皆の座る前に2人は立つと、身体を密着させ視線を上げた。まるで婚約報告のように、2人は手を握りしめている。
「数日前、マイトの森で黒竜の亜種に遭遇した際、たつとら様に助けて頂きました。縁あって再会出来たのは僥倖であり、聖女様のお導きでしょう」
ジャックが驚いたようにたつとらを見つめている。その視線に耐えられなくなったのか、彼は立ち上がり自身の髪を掻き回した。
「いや、いいんです。もう忘れて下さい。で、話はなんですか?」
髪を掻き回したせいか手首が痛んだらしく、たつとらは手をパーにしたまま顔を顰めている。何の話かは分からないが、彼は皆を巻き込むのを気にしているようだ。早めに王宮を出ていきたいのが本音だろう。
「皆さまはウェリンクの軍人だと聞きます。ではたつとら様は?」
「その様っていうのは止めて下さい。それに俺は軍人じゃないですよ」
「それは良かった!」
視線を合わせて喜ぶサーシャとアレクサンドリアに、ミンユエが首を傾げた。チャンが足を組み直しながら口を開く。
「彼が軍人じゃないことが、なぜそんなに喜ばしいのですか?」
「たつとら様が軍人だと、ウェリンク国へ許可を取らねばなりませんので」
「様はやめてって……」
「何の許可でしょうか?」
タールマが立て続けに問い、たつとらは自分を差し置いて話が進んでいることに目を丸くしている。ボルエスタが彼を座らせて、自身が立ち上がった。
「彼に何を求めているのですか?礼をして終わりではなさそうですが」
アレクサンドリアがまた瞳の奥に影を落としながら、ボルエスタを見る。サーシャが彼女の肩に手を置くと、皇族特有の威厳を匂わせながら口を開いた。

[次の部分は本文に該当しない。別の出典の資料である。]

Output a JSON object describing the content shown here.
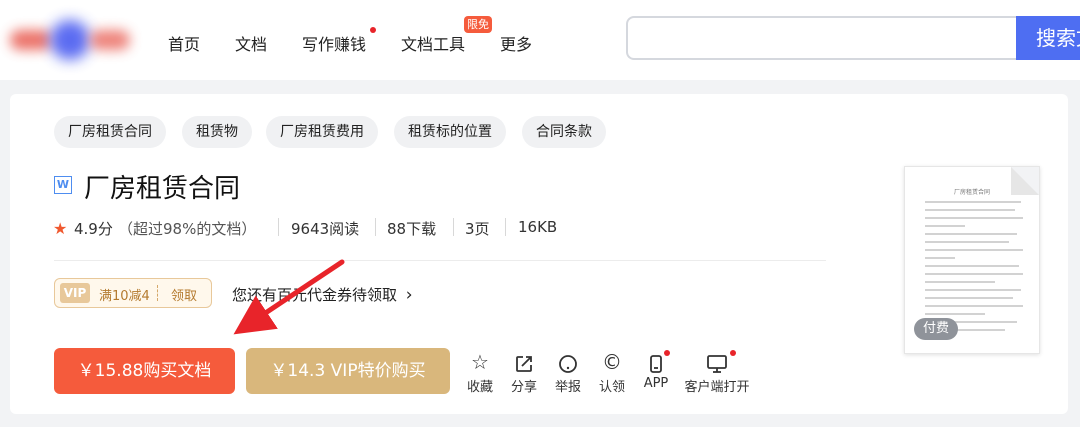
{
  "header": {
    "logo_icon": "blurred-logo",
    "nav": [
      {
        "label": "首页"
      },
      {
        "label": "文档"
      },
      {
        "label": "写作赚钱",
        "has_dot": true
      },
      {
        "label": "文档工具",
        "badge": "限免"
      },
      {
        "label": "更多"
      }
    ],
    "search": {
      "value": "",
      "button_label": "搜索文"
    }
  },
  "tags": [
    "厂房租赁合同",
    "租赁物",
    "厂房租赁费用",
    "租赁标的位置",
    "合同条款"
  ],
  "doc": {
    "type_icon": "W",
    "title": "厂房租赁合同",
    "rating": "4.9分",
    "rating_note": "（超过98%的文档）",
    "reads": "9643阅读",
    "downloads": "88下载",
    "pages": "3页",
    "size": "16KB"
  },
  "coupon": {
    "vip_label": "VIP",
    "amount": "满10减4",
    "get_label": "领取",
    "notice": "您还有百元代金券待领取",
    "chevron": "›"
  },
  "buttons": {
    "buy": "￥15.88购买文档",
    "vip_buy": "￥14.3 VIP特价购买"
  },
  "actions": [
    {
      "label": "收藏",
      "icon": "star-outline-icon"
    },
    {
      "label": "分享",
      "icon": "share-icon"
    },
    {
      "label": "举报",
      "icon": "report-icon"
    },
    {
      "label": "认领",
      "icon": "copyright-icon"
    },
    {
      "label": "APP",
      "icon": "phone-icon",
      "has_dot": true
    },
    {
      "label": "客户端打开",
      "icon": "monitor-icon",
      "has_dot": true
    }
  ],
  "preview": {
    "page_title": "厂房租赁合同",
    "paid_label": "付费"
  },
  "colors": {
    "primary_orange": "#f55b3c",
    "vip_gold": "#d9b77c",
    "search_blue": "#4e6ef2",
    "arrow_red": "#e8242a"
  }
}
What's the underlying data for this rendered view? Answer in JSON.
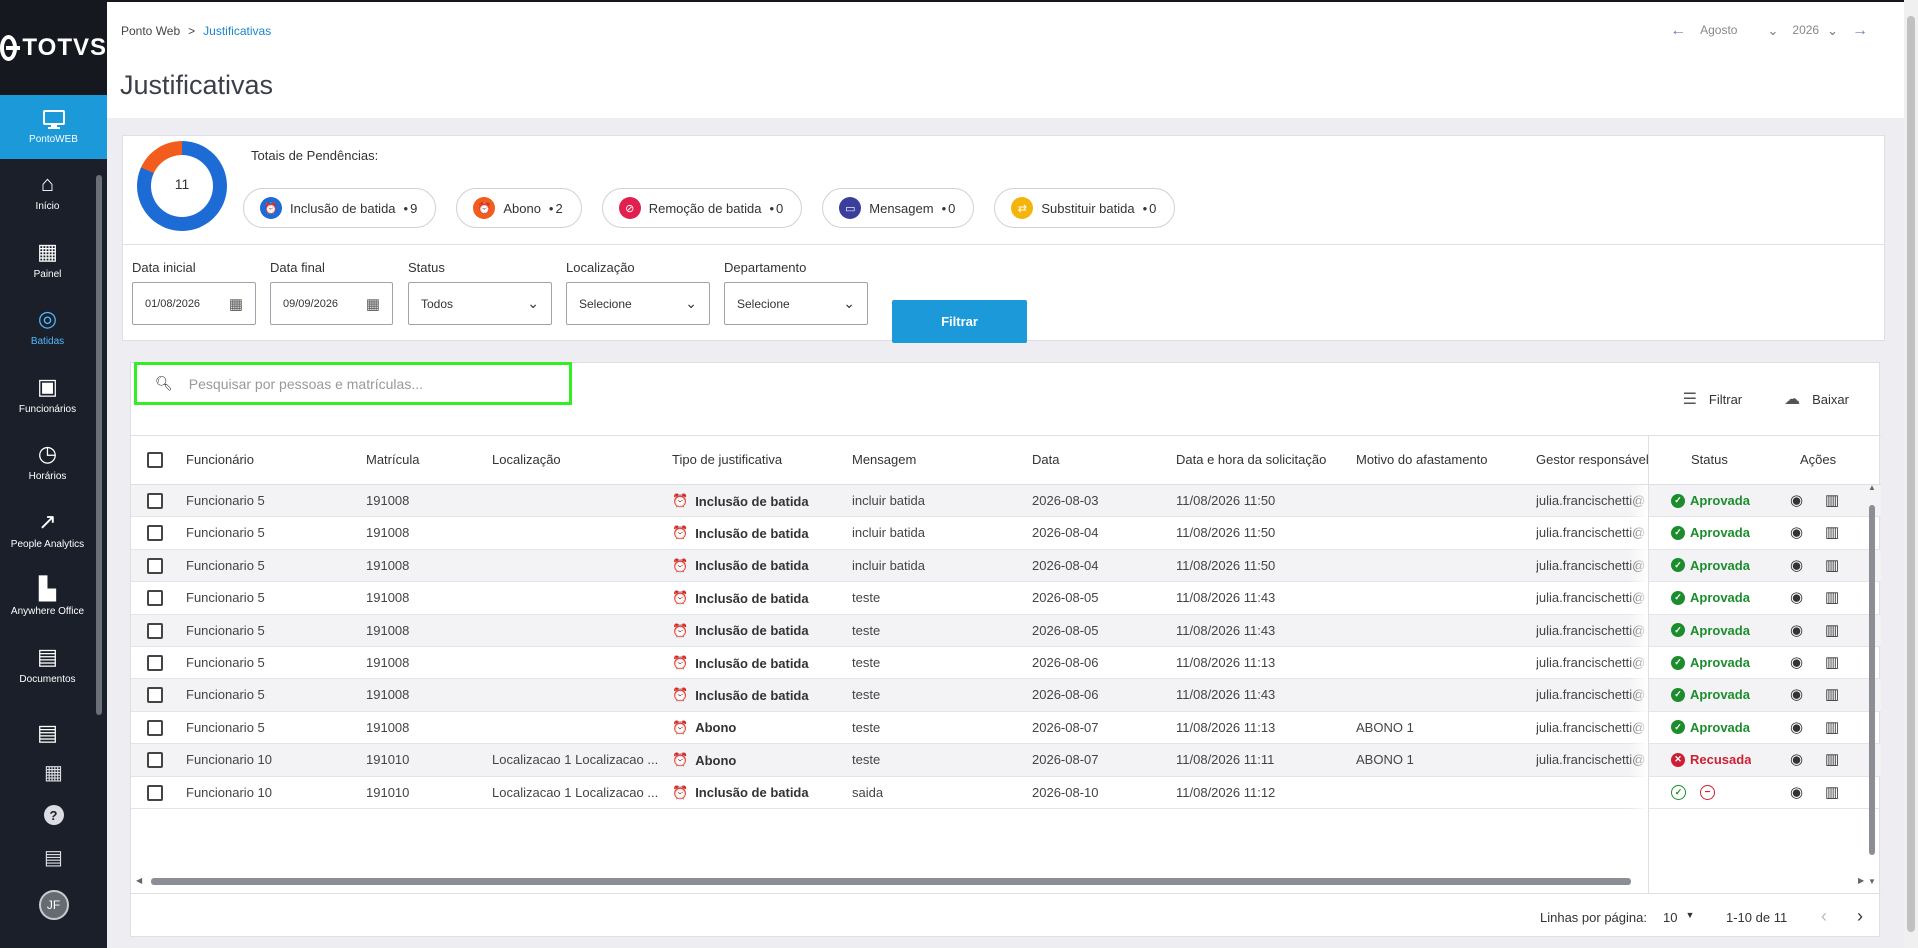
{
  "app": {
    "logo": "TOTVS"
  },
  "sidebar": {
    "active": {
      "label": "PontoWEB",
      "icon": "monitor-icon"
    },
    "items": [
      {
        "label": "Início",
        "icon": "home-icon",
        "name": "inicio"
      },
      {
        "label": "Painel",
        "icon": "dashboard-icon",
        "name": "painel"
      },
      {
        "label": "Batidas",
        "icon": "fingerprint-icon",
        "name": "batidas"
      },
      {
        "label": "Funcionários",
        "icon": "badge-icon",
        "name": "funcionarios"
      },
      {
        "label": "Horários",
        "icon": "clock-icon",
        "name": "horarios"
      },
      {
        "label": "People Analytics",
        "icon": "trending-icon",
        "name": "people-analytics"
      },
      {
        "label": "Anywhere Office",
        "icon": "office-icon",
        "name": "anywhere-office"
      },
      {
        "label": "Documentos",
        "icon": "document-icon",
        "name": "documentos"
      }
    ],
    "avatar": "JF"
  },
  "header": {
    "breadcrumb": [
      "Ponto Web",
      "Justificativas"
    ],
    "title": "Justificativas",
    "month": "Agosto",
    "year": "2026"
  },
  "summary": {
    "total": "11",
    "label": "Totais de Pendências:",
    "chips": [
      {
        "label": "Inclusão de batida",
        "count": "9",
        "color": "#1d6cd6",
        "icon": "alarm-icon"
      },
      {
        "label": "Abono",
        "count": "2",
        "color": "#f25c1d",
        "icon": "alarm-icon"
      },
      {
        "label": "Remoção de batida",
        "count": "0",
        "color": "#e0204f",
        "icon": "alarm-off-icon"
      },
      {
        "label": "Mensagem",
        "count": "0",
        "color": "#3a3f9c",
        "icon": "message-icon"
      },
      {
        "label": "Substituir batida",
        "count": "0",
        "color": "#f5b40a",
        "icon": "swap-icon"
      }
    ]
  },
  "filters": {
    "data_inicial": {
      "label": "Data inicial",
      "value": "01/08/2026"
    },
    "data_final": {
      "label": "Data final",
      "value": "09/09/2026"
    },
    "status": {
      "label": "Status",
      "value": "Todos"
    },
    "localizacao": {
      "label": "Localização",
      "value": "Selecione"
    },
    "departamento": {
      "label": "Departamento",
      "value": "Selecione"
    },
    "button": "Filtrar"
  },
  "table": {
    "search_placeholder": "Pesquisar por pessoas e matrículas...",
    "filter_label": "Filtrar",
    "download_label": "Baixar",
    "columns": [
      "Funcionário",
      "Matrícula",
      "Localização",
      "Tipo de justificativa",
      "Mensagem",
      "Data",
      "Data e hora da solicitação",
      "Motivo do afastamento",
      "Gestor responsável",
      "Status",
      "Ações"
    ],
    "rows": [
      {
        "funcionario": "Funcionario 5",
        "matricula": "191008",
        "localizacao": "",
        "tipo": "Inclusão de batida",
        "tipo_color": "#1d6cd6",
        "mensagem": "incluir batida",
        "data": "2026-08-03",
        "solicitacao": "11/08/2026 11:50",
        "motivo": "",
        "gestor": "julia.francischetti@",
        "status": "Aprovada"
      },
      {
        "funcionario": "Funcionario 5",
        "matricula": "191008",
        "localizacao": "",
        "tipo": "Inclusão de batida",
        "tipo_color": "#1d6cd6",
        "mensagem": "incluir batida",
        "data": "2026-08-04",
        "solicitacao": "11/08/2026 11:50",
        "motivo": "",
        "gestor": "julia.francischetti@",
        "status": "Aprovada"
      },
      {
        "funcionario": "Funcionario 5",
        "matricula": "191008",
        "localizacao": "",
        "tipo": "Inclusão de batida",
        "tipo_color": "#1d6cd6",
        "mensagem": "incluir batida",
        "data": "2026-08-04",
        "solicitacao": "11/08/2026 11:50",
        "motivo": "",
        "gestor": "julia.francischetti@",
        "status": "Aprovada"
      },
      {
        "funcionario": "Funcionario 5",
        "matricula": "191008",
        "localizacao": "",
        "tipo": "Inclusão de batida",
        "tipo_color": "#1d6cd6",
        "mensagem": "teste",
        "data": "2026-08-05",
        "solicitacao": "11/08/2026 11:43",
        "motivo": "",
        "gestor": "julia.francischetti@",
        "status": "Aprovada"
      },
      {
        "funcionario": "Funcionario 5",
        "matricula": "191008",
        "localizacao": "",
        "tipo": "Inclusão de batida",
        "tipo_color": "#1d6cd6",
        "mensagem": "teste",
        "data": "2026-08-05",
        "solicitacao": "11/08/2026 11:43",
        "motivo": "",
        "gestor": "julia.francischetti@",
        "status": "Aprovada"
      },
      {
        "funcionario": "Funcionario 5",
        "matricula": "191008",
        "localizacao": "",
        "tipo": "Inclusão de batida",
        "tipo_color": "#1d6cd6",
        "mensagem": "teste",
        "data": "2026-08-06",
        "solicitacao": "11/08/2026 11:13",
        "motivo": "",
        "gestor": "julia.francischetti@",
        "status": "Aprovada"
      },
      {
        "funcionario": "Funcionario 5",
        "matricula": "191008",
        "localizacao": "",
        "tipo": "Inclusão de batida",
        "tipo_color": "#1d6cd6",
        "mensagem": "teste",
        "data": "2026-08-06",
        "solicitacao": "11/08/2026 11:43",
        "motivo": "",
        "gestor": "julia.francischetti@",
        "status": "Aprovada"
      },
      {
        "funcionario": "Funcionario 5",
        "matricula": "191008",
        "localizacao": "",
        "tipo": "Abono",
        "tipo_color": "#f25c1d",
        "mensagem": "teste",
        "data": "2026-08-07",
        "solicitacao": "11/08/2026 11:13",
        "motivo": "ABONO 1",
        "gestor": "julia.francischetti@",
        "status": "Aprovada"
      },
      {
        "funcionario": "Funcionario 10",
        "matricula": "191010",
        "localizacao": "Localizacao 1 Localizacao ...",
        "tipo": "Abono",
        "tipo_color": "#f25c1d",
        "mensagem": "teste",
        "data": "2026-08-07",
        "solicitacao": "11/08/2026 11:11",
        "motivo": "ABONO 1",
        "gestor": "julia.francischetti@",
        "status": "Recusada"
      },
      {
        "funcionario": "Funcionario 10",
        "matricula": "191010",
        "localizacao": "Localizacao 1 Localizacao ...",
        "tipo": "Inclusão de batida",
        "tipo_color": "#1d6cd6",
        "mensagem": "saida",
        "data": "2026-08-10",
        "solicitacao": "11/08/2026 11:12",
        "motivo": "",
        "gestor": "",
        "status": ""
      }
    ],
    "footer": {
      "rows_per_page_label": "Linhas por página:",
      "rows_per_page": "10",
      "range": "1-10 de 11"
    }
  }
}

「あなたたちは彼の何です?あなた方は全員軍人でありながら、彼は違います。もしウェリンクで何かあり、彼を連れ帰って幽閉でもするつもりなら、このサーシャが彼を保護します」
ルメリアが唖然とした顔で立ち上がる。
「そんなことしない!彼は友人で、トーヤまで探しに来たんです!」
「こんな屈強そうな軍人が5人も、彼を探しに来たと?あなた方は一般兵には到底見えません。あれほど厳格なウェリンク国がそれを許したと?」
ぐぬぬ…と現実ではあまり聞かないような唸り声を上げ、ルメリアは黙り込んだ。アレクサンドリアがたつとらに視線を合わせる。
「あれほどに強いたつとら様を捕まえるために、ウェリンク国は5人も差し出したのでは?」
「え!?そうなのか?おめぇ悪いことして追われてんのか?」
ジャックに問われて、たつとらは困惑している。
「そういえば、確かに追われても仕方ないと思うけど……」
「たっちゃんは黙ってて!」
珍しくミンユエが声を張り上げて、たつとらは口を引き結んだ。ジャックも同様に黙り込む。
チャンは怒る妹の頭に手を乗せると、挑発的な笑みを浮かべて立ち上がった。
「もしそうだとして、ラクレルに干渉する権利は無いはずだ。ラクレルにこいつが守れるのか?言っとくが相当危険な物件だぞ、こいつは」
確かに、とウェリンク組が頷く。
その言葉に反発するようにサーシャが決意を目に灯して、演説でもするかのように声を張った。
「守れるとも!……たつとら様!」
いきなり呼びかけられ、たつとらが目を丸くした。
「え?何?」
サーシャがアレクサンドリアの肩を抱いて引き寄せる。
「この私と子供をつくって下さいませんか!?」
その言葉に一同唖然としたのは言うまでもない。